In his letter, Potter had some special advice for delegates to the WCC’s Fifth Assembly, which opens this month in Nairobi. He urged them to give heed to the relation between program policies to be acted upon and their financing.

Already approved are cutbacks amounting to nearly $300,000 in the departments of communication, faith and order, and international affairs. About $300,000 in recommended cuts await executive committee action in Nairobi. These include reducing the number of post-assembly meetings and slashing in half the amount being sent to maintain the WCC’s New York office. Reserves, real estate sales, and a special grant will help make up the remainder of the deficit.

The WCC’s general budget for 1976 was to have been about $3.15 million. Giving from member churches has increased significantly since 1968, says Potter, but inflation and devaluation have had a greater impact.

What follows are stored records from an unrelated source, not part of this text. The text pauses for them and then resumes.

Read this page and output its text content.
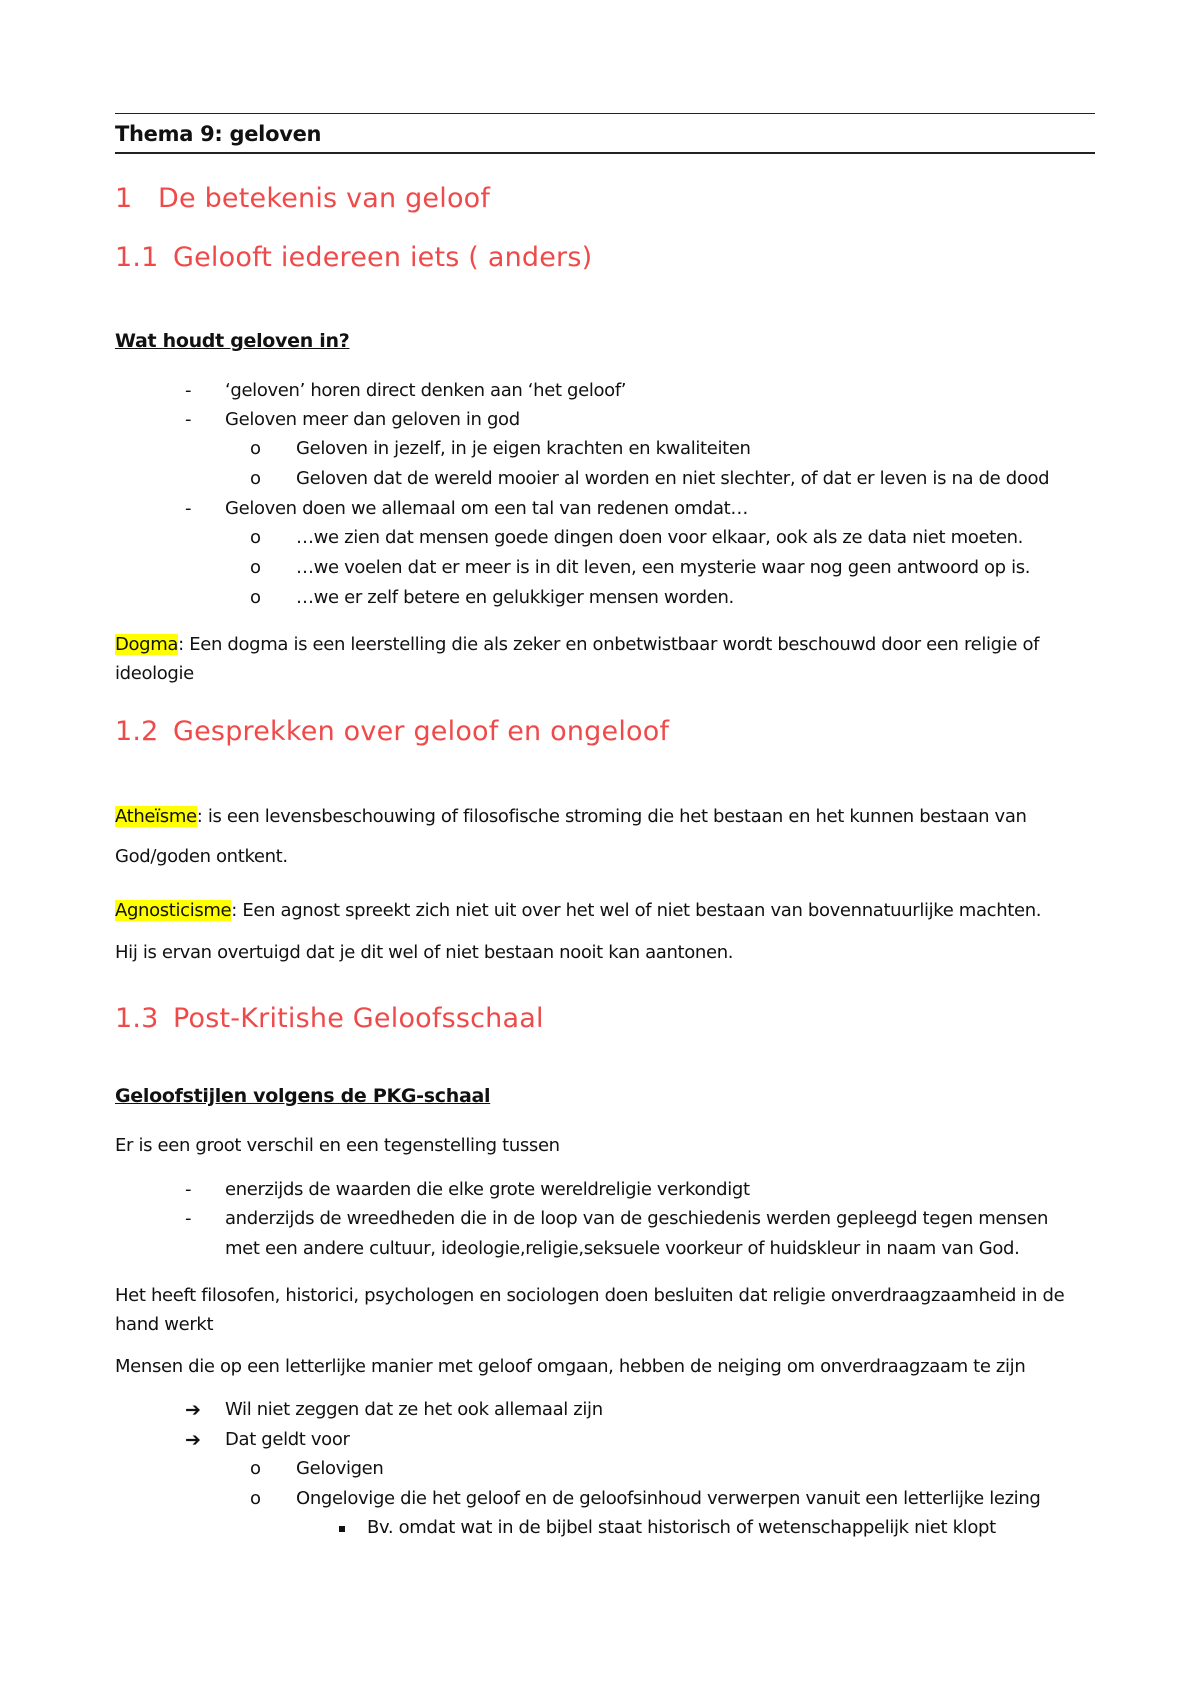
Thema 9: geloven
1 De betekenis van geloof
1.1 Gelooft iedereen iets ( anders)
Wat houdt geloven in?
- ‘geloven’ horen direct denken aan ‘het geloof’
- Geloven meer dan geloven in god
o Geloven in jezelf, in je eigen krachten en kwaliteiten
o Geloven dat de wereld mooier al worden en niet slechter, of dat er leven is na de dood
- Geloven doen we allemaal om een tal van redenen omdat…
o …we zien dat mensen goede dingen doen voor elkaar, ook als ze data niet moeten.
o …we voelen dat er meer is in dit leven, een mysterie waar nog geen antwoord op is.
o …we er zelf betere en gelukkiger mensen worden.
Dogma: Een dogma is een leerstelling die als zeker en onbetwistbaar wordt beschouwd door een religie of ideologie
1.2 Gesprekken over geloof en ongeloof
Atheïsme: is een levensbeschouwing of filosofische stroming die het bestaan en het kunnen bestaan van God/goden ontkent.
Agnosticisme: Een agnost spreekt zich niet uit over het wel of niet bestaan van bovennatuurlijke machten.
Hij is ervan overtuigd dat je dit wel of niet bestaan nooit kan aantonen.
1.3 Post-Kritishe Geloofsschaal
Geloofstijlen volgens de PKG-schaal
Er is een groot verschil en een tegenstelling tussen
- enerzijds de waarden die elke grote wereldreligie verkondigt
- anderzijds de wreedheden die in de loop van de geschiedenis werden gepleegd tegen mensen
met een andere cultuur, ideologie,religie,seksuele voorkeur of huidskleur in naam van God.
Het heeft filosofen, historici, psychologen en sociologen doen besluiten dat religie onverdraagzaamheid in de hand werkt
Mensen die op een letterlijke manier met geloof omgaan, hebben de neiging om onverdraagzaam te zijn
➔ Wil niet zeggen dat ze het ook allemaal zijn
➔ Dat geldt voor
o Gelovigen
o Ongelovige die het geloof en de geloofsinhoud verwerpen vanuit een letterlijke lezing
Bv. omdat wat in de bijbel staat historisch of wetenschappelijk niet klopt
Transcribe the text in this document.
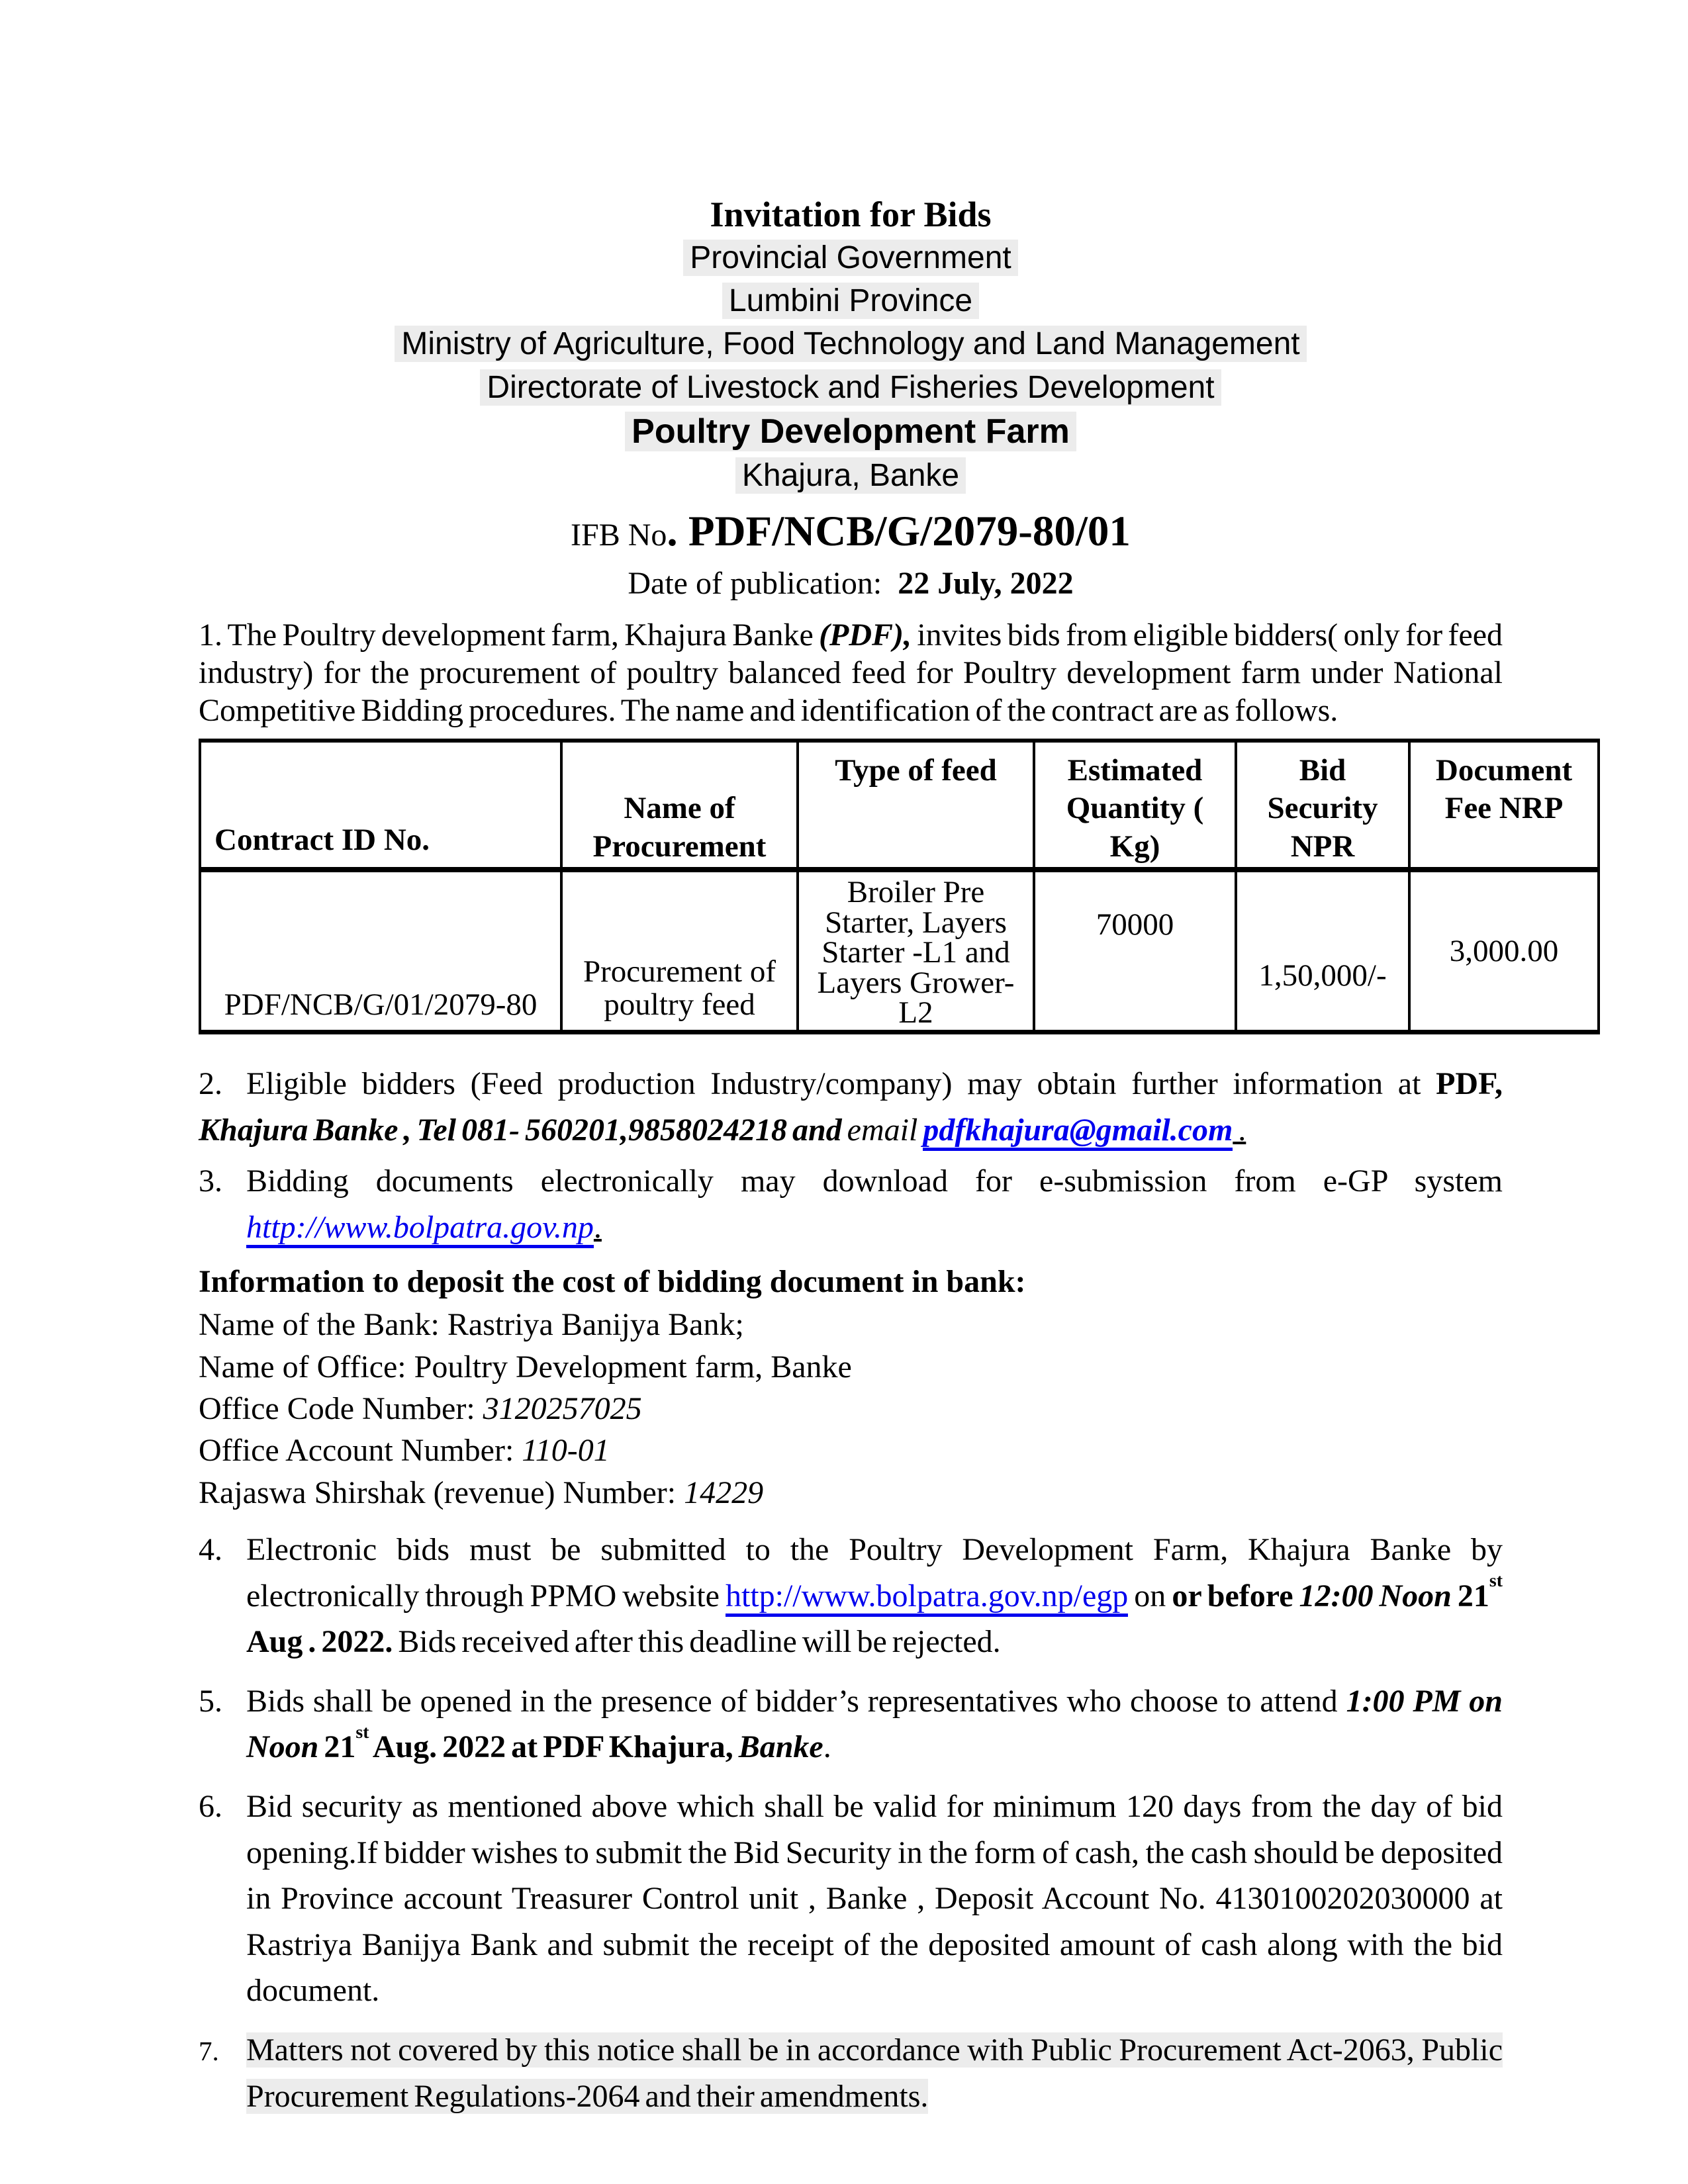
Invitation for Bids

Provincial Government

Lumbini Province

Ministry of Agriculture, Food Technology and Land Management

Directorate of Livestock and Fisheries Development

Poultry Development Farm

Khajura, Banke

IFB No. PDF/NCB/G/2079-80/01

Date of publication:  22 July, 2022

1. The Poultry development farm, Khajura Banke (PDF), invites bids from eligible bidders( only for feed industry) for the procurement of poultry balanced feed for Poultry development farm under National Competitive Bidding procedures. The name and identification of the contract are as follows.

Contract ID No.	Name of Procurement	Type of feed	Estimated Quantity ( Kg)	Bid Security NPR	Document Fee NRP
PDF/NCB/G/01/2079-80	Procurement of poultry feed	Broiler Pre Starter, Layers Starter -L1 and Layers Grower-L2	70000	1,50,000/-	3,000.00

2. Eligible bidders (Feed production Industry/company) may obtain further information at PDF, Khajura Banke , Tel 081- 560201,9858024218 and email pdfkhajura@gmail.com .

3. Bidding documents electronically may download for e-submission from e-GP system http://www.bolpatra.gov.np.

Information to deposit the cost of bidding document in bank:

Name of the Bank: Rastriya Banijya Bank;

Name of Office: Poultry Development farm, Banke

Office Code Number: 3120257025

Office Account Number: 110-01

Rajaswa Shirshak (revenue) Number: 14229

4. Electronic bids must be submitted to the Poultry Development Farm, Khajura Banke by electronically through PPMO website http://www.bolpatra.gov.np/egp on or before 12:00 Noon 21st Aug . 2022. Bids received after this deadline will be rejected.

5. Bids shall be opened in the presence of bidder’s representatives who choose to attend 1:00 PM on Noon 21st Aug. 2022 at PDF Khajura, Banke.

6. Bid security as mentioned above which shall be valid for minimum 120 days from the day of bid opening.If bidder wishes to submit the Bid Security in the form of cash, the cash should be deposited in Province account Treasurer Control unit , Banke , Deposit Account No. 4130100202030000 at Rastriya Banijya Bank and submit the receipt of the deposited amount of cash along with the bid document.

7. Matters not covered by this notice shall be in accordance with Public Procurement Act-2063, Public Procurement Regulations-2064 and their amendments.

Board members of the U. S. Conference of the WCC meanwhile are pondering ways to keep the New York office open. Like the city fathers, they’re looking for some extra money to see them through the crisis.

Temple Destroyed

Arson was suspected in last month’s fire that destroyed the Jerusalem Museum at separatist leader Carl McIntire’s Bible conference and condominium complex at Cape Canaveral, Florida. The museum consisted mainly of a 4,000-square-foot scale model of the city of Jerusalem, highlighted by the Jewish temple. Authorities are investigating the fire and recent vandalism.

Olympic Outreach

With less than a year to go before the 1976 Summer Olympics are held in Montreal, plans for a large-scale Christian witness at the games are well under way.

Eighty-four U.S. and Canadian Christian leaders representing nearly fifty organizations met recently to discuss their common goal of an Olympic witness under an umbrella organization, Aide Olympique Chretienne (455 Craig Street West, Montreal, Canada).

Officially known as AO Chrétienne (Christian Olympic help), the group plans coffeehouses in the downtown area, door-to-door witnessing campaigns throughout Montreal, information booths at major travel centers, round-the-clock distress centers, and a huge witness march from Mount Royal to the downtown core, in addition to outreach efforts at the Olympic site itself. The latter includes evangelistic rallies in the Autostade on July 24 and 25 where Billy Graham will address an estimated 45,000 each day. His appearance is being sponsored by some sixty Montreal Protestant churches, according to AO officials. An interpreter will translate his messages into French.

The cooperating organizations, which include such varied groups as Youth With a Mission (YWAM), Pocket Testament League, Canadian Bible Society, and Campus Crusade for Christ, have laid aside their own initial plans to “go it alone” in favor of a cooperative coordinated outreach, says AO executive director Peter Foggin. It means that literature ministries will concentrate on producing material while groups that normally concentrate on witnessing will handle distribution.

In all, AO expects more than 10,000 young Christians to descend on Montreal during the two weeks of the games, July 17 to August 1. More than 3,000 of them will be fielded by YWAM alone, predicts Ulrich Kortsch, eastern Canada director for YWAM. (Hundreds of European YWAMers will travel to North America by a chartered Boeing 747 jumbo jet.) Kortsch and others attending the Lausanne evangelization congress last year presented the initial thoughts about Olympic outreach to the Canadian delegation. The idea caught on and AO was formed. A similar campaign involving some 2,000 young Christians was mounted by YWAM and other groups at the Munich Olympics in 1972 (see September 29, 1972, issue, page 42).

So far, AO has set up seven commissions to coordinate ministries involving youth, athletes, literature, social service, linguistic and cultural cooperation, discipleship (follow-up), and crusades. A top-priority item is the production of multi-lingual literature, said Foggin. Up to six million visitors from 132 countries and speaking thirty-three languages are expected at the games. The personal-contact groups are seeking to recruit qualified multi-lingual personnel to help evangelize those visitors, he added.